Ad affermarlo è il segretario generale del Sindacato Polizia Penitenziaria, Aldo Di Giacomo.
Nel sottolineare che la durata della pena inflitta alle donne si attesta più frequentemente tra i 3 e 4 anni, seguita poi da pene ricomprese tra i 2 e 3 anni, ma, in generale, sono le pene fino a 5 anni quelle che vengono più spesso inflitte, per il segretario del S.PP. “bisogna abbandonare l’idea delle cosiddette misure alternative solo perché donne.
Chi aggredisce un agente penitenziario va punito ancor più severamente perché viene colpito il servitore dello Stato e perché si deve fronteggiare la “sfida” allo Stato.
Se ci fosse ancora bisogno di esempi con l’aggressione a Rebibbia siamo di fronte all’ennesimo caso della confusione che regna nel nostro Paese tra vittime e carnefici”. Per Di Giacomo “bisogna mettere fine a questo sistema carcerario tipicamente italiano, dove chi delinque gode di benefici, che rappresenta un pericolo per i cittadini e più direttamente per il personale penitenziario, di fatto delegittimato dalle sue funzioni e dai suoi compiti.

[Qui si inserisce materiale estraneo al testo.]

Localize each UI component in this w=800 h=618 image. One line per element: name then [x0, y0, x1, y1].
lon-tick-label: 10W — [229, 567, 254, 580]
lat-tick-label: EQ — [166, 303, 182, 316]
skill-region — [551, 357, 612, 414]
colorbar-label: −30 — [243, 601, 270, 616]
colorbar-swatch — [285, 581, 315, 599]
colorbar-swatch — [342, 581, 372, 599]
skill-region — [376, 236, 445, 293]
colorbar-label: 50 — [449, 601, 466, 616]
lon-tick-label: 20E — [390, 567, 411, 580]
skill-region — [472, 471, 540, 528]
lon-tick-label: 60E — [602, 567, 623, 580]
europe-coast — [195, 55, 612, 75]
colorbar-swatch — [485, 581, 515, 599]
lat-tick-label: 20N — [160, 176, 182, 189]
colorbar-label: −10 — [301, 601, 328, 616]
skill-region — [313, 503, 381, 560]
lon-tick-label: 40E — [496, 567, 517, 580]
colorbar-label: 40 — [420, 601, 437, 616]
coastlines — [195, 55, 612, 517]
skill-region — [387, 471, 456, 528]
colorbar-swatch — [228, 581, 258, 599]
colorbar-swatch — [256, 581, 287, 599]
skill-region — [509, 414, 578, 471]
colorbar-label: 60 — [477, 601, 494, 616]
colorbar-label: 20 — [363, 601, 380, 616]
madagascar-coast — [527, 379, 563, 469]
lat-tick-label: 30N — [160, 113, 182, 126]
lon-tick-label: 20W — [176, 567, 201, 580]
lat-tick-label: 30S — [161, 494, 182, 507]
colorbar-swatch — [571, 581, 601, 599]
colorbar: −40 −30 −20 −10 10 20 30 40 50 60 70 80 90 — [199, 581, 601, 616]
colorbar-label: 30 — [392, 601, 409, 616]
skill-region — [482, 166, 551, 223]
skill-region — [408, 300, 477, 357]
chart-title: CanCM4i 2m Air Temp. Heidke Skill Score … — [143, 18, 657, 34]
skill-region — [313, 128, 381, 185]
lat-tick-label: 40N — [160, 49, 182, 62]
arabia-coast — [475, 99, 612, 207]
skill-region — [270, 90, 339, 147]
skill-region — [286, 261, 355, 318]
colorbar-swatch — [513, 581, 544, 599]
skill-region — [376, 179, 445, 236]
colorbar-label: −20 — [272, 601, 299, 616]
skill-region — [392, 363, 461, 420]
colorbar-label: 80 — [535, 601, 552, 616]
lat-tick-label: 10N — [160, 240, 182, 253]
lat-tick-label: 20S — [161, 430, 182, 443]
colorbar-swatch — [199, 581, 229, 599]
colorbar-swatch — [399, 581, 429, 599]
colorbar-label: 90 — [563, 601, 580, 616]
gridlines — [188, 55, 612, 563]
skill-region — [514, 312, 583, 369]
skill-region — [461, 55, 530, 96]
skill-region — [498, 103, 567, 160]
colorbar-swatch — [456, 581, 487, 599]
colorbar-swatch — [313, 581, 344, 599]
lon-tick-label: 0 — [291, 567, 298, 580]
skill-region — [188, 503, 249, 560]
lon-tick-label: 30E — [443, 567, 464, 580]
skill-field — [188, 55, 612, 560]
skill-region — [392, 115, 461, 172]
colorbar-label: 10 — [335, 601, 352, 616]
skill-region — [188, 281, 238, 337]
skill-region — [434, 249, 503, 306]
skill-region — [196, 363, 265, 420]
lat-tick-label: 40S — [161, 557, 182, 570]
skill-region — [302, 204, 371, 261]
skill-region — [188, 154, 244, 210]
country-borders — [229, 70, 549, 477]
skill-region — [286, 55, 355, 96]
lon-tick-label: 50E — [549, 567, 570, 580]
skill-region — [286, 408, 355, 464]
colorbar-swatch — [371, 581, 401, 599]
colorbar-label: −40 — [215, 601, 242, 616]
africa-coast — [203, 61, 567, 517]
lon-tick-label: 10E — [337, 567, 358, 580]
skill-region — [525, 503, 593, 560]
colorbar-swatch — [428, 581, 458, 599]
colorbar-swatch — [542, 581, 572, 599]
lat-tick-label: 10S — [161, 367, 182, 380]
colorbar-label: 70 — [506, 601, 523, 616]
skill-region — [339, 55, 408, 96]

La nostra – continua Di Giacomo – è una denuncia che ha troppe prove provate: uomini e donne intendono imporre le proprie regole in carcere e non aspettano altro che un segnale di resa da parte dello Stato per porre il personale degli istituti di pena in una condizione di totale isolamento in quanto gli unici difensori di legalità e giustizia”.
“Noi – conclude – continuiamo a credere che esiste una bella differenza tra vittime e carnefici (siano uomini o donne)”.